Bawaslu: Jangan Gunakan Sarana Pendidikan untuk Kampanye

SOREANG – Badan Pengawas Pemilu (Bawaslu) Kabupaten Bandung mengimbau agar tempat ibadah tidak digunakan untuk kegiatan kampanye politik, sehubungan akan dilaksanakan Pilkada 2020 di Kabupaten Bandung.

Ketua Bawaslu Kabupaten Bandung, Januar Solehuddin mengatakan, tempat ibadah memang biasa disasar menjadi lokasi kampanye karena tempat ibadah merupakan tempat berkumpulnya masyarakat dari berbagai kalangan sosial.

”Tempat ibadah memang jadi motif adanya kegiatan kampanye. Alasannya logis, temoat ibadah adalah tempat yang digunakan orang untuk berkumpul. Baik ibadah, pengajian, dakwah dan lain sebagainya,” kata Januar saat ditemui di Soreang, Jumat (17/1).

Menurutnya, kampanye sendiri merupakan wujud dari pendidikan politik kepada masyarakat.
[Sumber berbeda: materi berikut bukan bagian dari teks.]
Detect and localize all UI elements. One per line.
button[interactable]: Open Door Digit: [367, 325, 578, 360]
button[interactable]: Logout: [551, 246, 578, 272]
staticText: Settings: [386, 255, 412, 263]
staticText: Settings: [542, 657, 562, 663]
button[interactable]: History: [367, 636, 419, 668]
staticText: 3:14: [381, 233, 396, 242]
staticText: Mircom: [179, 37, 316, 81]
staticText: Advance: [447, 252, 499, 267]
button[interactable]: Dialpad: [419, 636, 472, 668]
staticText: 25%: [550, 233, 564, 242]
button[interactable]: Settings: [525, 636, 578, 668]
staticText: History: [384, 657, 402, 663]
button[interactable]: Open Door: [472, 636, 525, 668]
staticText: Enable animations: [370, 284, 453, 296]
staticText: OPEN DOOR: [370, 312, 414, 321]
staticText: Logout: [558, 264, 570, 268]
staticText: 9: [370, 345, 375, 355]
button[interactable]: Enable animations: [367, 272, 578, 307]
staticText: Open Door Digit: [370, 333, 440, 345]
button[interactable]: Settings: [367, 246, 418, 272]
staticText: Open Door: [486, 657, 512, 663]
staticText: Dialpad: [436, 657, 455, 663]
Kendati demikian, kampanye politik harus dilakukan dengan penuh tanggung jawab dan menjungung azas kepatuhan dari aturan perundang-undangan.
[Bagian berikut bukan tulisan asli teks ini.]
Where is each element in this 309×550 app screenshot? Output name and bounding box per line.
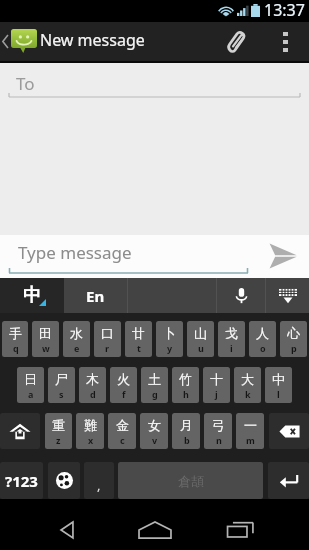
staticText: 火 — [117, 371, 130, 387]
button[interactable]: Recent apps — [199, 499, 287, 550]
button[interactable]: 火 — [110, 367, 137, 403]
button[interactable]: More options — [262, 22, 309, 61]
staticText: 難 — [84, 417, 97, 433]
staticText: i — [230, 342, 233, 354]
staticText: ?123 — [5, 471, 38, 491]
staticText: w — [42, 342, 50, 354]
staticText: u — [198, 342, 204, 354]
staticText: En — [86, 286, 105, 306]
button[interactable]: Send — [249, 235, 309, 278]
button[interactable]: 手 — [2, 321, 28, 357]
staticText: 13:37 — [264, 0, 305, 21]
button[interactable]: 十 — [203, 367, 230, 403]
button[interactable]: Back — [23, 499, 111, 550]
button[interactable]: 日 — [17, 367, 44, 403]
button[interactable]: 口 — [94, 321, 121, 357]
button[interactable]: En — [64, 278, 127, 313]
button[interactable]: 金 — [108, 413, 136, 449]
button[interactable]: 山 — [187, 321, 214, 357]
button[interactable]: 田 — [32, 321, 59, 357]
staticText: To — [16, 72, 35, 95]
staticText: 中 — [272, 371, 285, 387]
staticText: 山 — [194, 325, 207, 341]
staticText: 戈 — [225, 325, 238, 341]
staticText: e — [74, 342, 80, 354]
button[interactable]: ?123 — [0, 462, 43, 499]
button[interactable]: Enter — [268, 462, 309, 499]
staticText: 田 — [39, 325, 52, 341]
button[interactable]: 尸 — [48, 367, 75, 403]
button[interactable]: Shift — [0, 413, 40, 449]
staticText: 卜 — [163, 325, 176, 341]
button[interactable]: Voice input — [217, 278, 265, 313]
staticText: l — [277, 388, 280, 400]
staticText: t — [137, 342, 141, 354]
button[interactable]: 月 — [172, 413, 200, 449]
staticText: j — [215, 388, 218, 400]
staticText: 金 — [116, 417, 129, 433]
staticText: m — [246, 434, 255, 446]
staticText: Type message — [18, 241, 132, 264]
button[interactable]: 一 — [236, 413, 264, 449]
staticText: 手 — [9, 325, 22, 341]
button[interactable]: 難 — [76, 413, 104, 449]
staticText: 水 — [70, 325, 83, 341]
staticText: 一 — [244, 417, 257, 433]
staticText: 木 — [86, 371, 99, 387]
staticText: v — [152, 434, 158, 446]
staticText: f — [122, 388, 126, 400]
staticText: g — [152, 388, 158, 400]
button[interactable]: 木 — [79, 367, 106, 403]
button[interactable]: Change language — [48, 462, 80, 499]
staticText: , — [97, 476, 101, 494]
button[interactable]: 土 — [141, 367, 168, 403]
button[interactable]: , — [84, 462, 114, 499]
staticText: 倉頡 — [178, 473, 204, 489]
staticText: 月 — [180, 417, 193, 433]
staticText: 竹 — [179, 371, 192, 387]
staticText: 日 — [24, 371, 37, 387]
button[interactable]: 卜 — [156, 321, 183, 357]
staticText: p — [291, 342, 297, 354]
staticText: r — [105, 342, 110, 354]
button[interactable]: 弓 — [204, 413, 232, 449]
button[interactable]: 大 — [234, 367, 261, 403]
button[interactable]: Home — [111, 499, 199, 550]
staticText: q — [13, 342, 19, 354]
staticText: 重 — [52, 417, 65, 433]
staticText: h — [183, 388, 189, 400]
staticText: x — [88, 434, 94, 446]
button[interactable]: 中 — [0, 278, 64, 313]
staticText: 大 — [241, 371, 254, 387]
staticText: k — [245, 388, 251, 400]
staticText: s — [59, 388, 64, 400]
staticText: z — [56, 434, 61, 446]
button[interactable]: 重 — [45, 413, 72, 449]
button[interactable]: 廿 — [125, 321, 152, 357]
button[interactable]: Navigate up — [0, 22, 39, 61]
staticText: o — [260, 342, 266, 354]
staticText: 廿 — [132, 325, 145, 341]
button[interactable]: Backspace — [269, 413, 309, 449]
button[interactable]: 戈 — [218, 321, 245, 357]
staticText: 口 — [101, 325, 114, 341]
button[interactable]: 竹 — [172, 367, 199, 403]
button[interactable]: 水 — [63, 321, 90, 357]
staticText: b — [184, 434, 190, 446]
staticText: 弓 — [212, 417, 225, 433]
button[interactable]: 倉頡 — [118, 462, 263, 499]
button[interactable]: 女 — [140, 413, 168, 449]
staticText: 土 — [148, 371, 161, 387]
staticText: 十 — [210, 371, 223, 387]
button[interactable]: Hide keyboard — [266, 278, 309, 313]
staticText: New message — [40, 29, 145, 51]
staticText: y — [167, 342, 173, 354]
button[interactable]: 中 — [265, 367, 292, 403]
staticText: 尸 — [55, 371, 68, 387]
button[interactable]: 人 — [249, 321, 276, 357]
button[interactable]: Attach — [210, 22, 262, 61]
staticText: 女 — [148, 417, 161, 433]
staticText: d — [90, 388, 96, 400]
staticText: 人 — [256, 325, 269, 341]
button[interactable]: 心 — [280, 321, 307, 357]
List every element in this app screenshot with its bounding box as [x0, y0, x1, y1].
”Artinya dalam setiap kegiatan kampanye baik melalui metode terbatas, pertemuan tatap muka, debat terbuka antarcalon hingga penyebaran bahan kampanye tidak boleh melanggar ketentuan yang diatur dalam undang-undang,” jelasnya.

Januar menjelaskan, Bawaslu tidak membatasi seseorang melakukan kampanye. Namun, definisi kampanye harus betul-betul dipahami. Kampanye politik seperti seperti mengajak untuk memilih, menyampaikan visi dan misi calon hingga penyebaran stiker (bahan kampanye) tidak boleh dilakukan di tempat-tempat ibadah. Seperti halnya masjid.
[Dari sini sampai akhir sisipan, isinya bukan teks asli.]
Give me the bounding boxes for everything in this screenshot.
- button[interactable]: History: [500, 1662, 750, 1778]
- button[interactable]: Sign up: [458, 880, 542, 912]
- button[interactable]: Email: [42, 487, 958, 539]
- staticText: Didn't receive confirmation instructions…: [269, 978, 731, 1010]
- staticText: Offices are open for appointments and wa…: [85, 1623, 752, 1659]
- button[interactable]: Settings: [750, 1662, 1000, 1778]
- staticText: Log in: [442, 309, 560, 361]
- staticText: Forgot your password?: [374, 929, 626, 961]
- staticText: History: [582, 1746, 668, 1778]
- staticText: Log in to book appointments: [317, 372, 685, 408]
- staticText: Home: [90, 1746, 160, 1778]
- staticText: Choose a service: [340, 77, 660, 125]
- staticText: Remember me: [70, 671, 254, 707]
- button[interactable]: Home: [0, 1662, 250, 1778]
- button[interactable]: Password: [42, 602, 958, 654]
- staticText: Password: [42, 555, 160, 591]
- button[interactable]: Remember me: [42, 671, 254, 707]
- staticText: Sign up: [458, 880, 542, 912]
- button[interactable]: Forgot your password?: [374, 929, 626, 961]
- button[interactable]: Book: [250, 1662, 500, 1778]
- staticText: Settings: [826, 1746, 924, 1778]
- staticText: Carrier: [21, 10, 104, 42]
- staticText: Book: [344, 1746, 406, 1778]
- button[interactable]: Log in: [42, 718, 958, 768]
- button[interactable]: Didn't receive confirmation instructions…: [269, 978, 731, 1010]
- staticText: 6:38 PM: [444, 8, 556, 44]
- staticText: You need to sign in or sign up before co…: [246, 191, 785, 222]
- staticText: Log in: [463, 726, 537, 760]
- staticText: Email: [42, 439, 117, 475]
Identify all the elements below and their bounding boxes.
Selain tempat ibadah, kata Januar, tempat pendidikan keagamaan seperti pesantren juga tidak boleh digunakan untuk kampanye politik. Selama ini, pesantren memang kerap digunakan oleh seseorang untuk melakukan kampanye.

”Mereka (peserta pemilu) sering mengartikan bahwa tempat pendidikan itu seperti SD, SMP, SMA, atau Universitas. Tapi pesantren juga masuk dalam tempat pendidikan. Hanya saja berbasis keagamaan,” tegasnya.

Januar menambahkan, menjadikan tempat Pendidikan dan tempat ibadah sebagai ajang kegiatan kampanye tentu memiliki sanksi yang diatur dalam undang-undang nomor 10 tahun 2016. Hal tersebut secara jelas tertera pada pasal 187 ayat (3).

Bunyi pasal tersebut yaitu setiap orang yang sengaja melanggar ketentuan larangan pelaksanaan kampanye sebagaimana dimaksud dalam pasal 69 huruf g, huruf i atau huruf j dipidana dengan pidana penjara paling singkat 1 (satu) bulan atau paling lama 6 (enam) bulan dan/atau denda paling sedikit Rp100.000, atau paling banyak Rp1.000.000.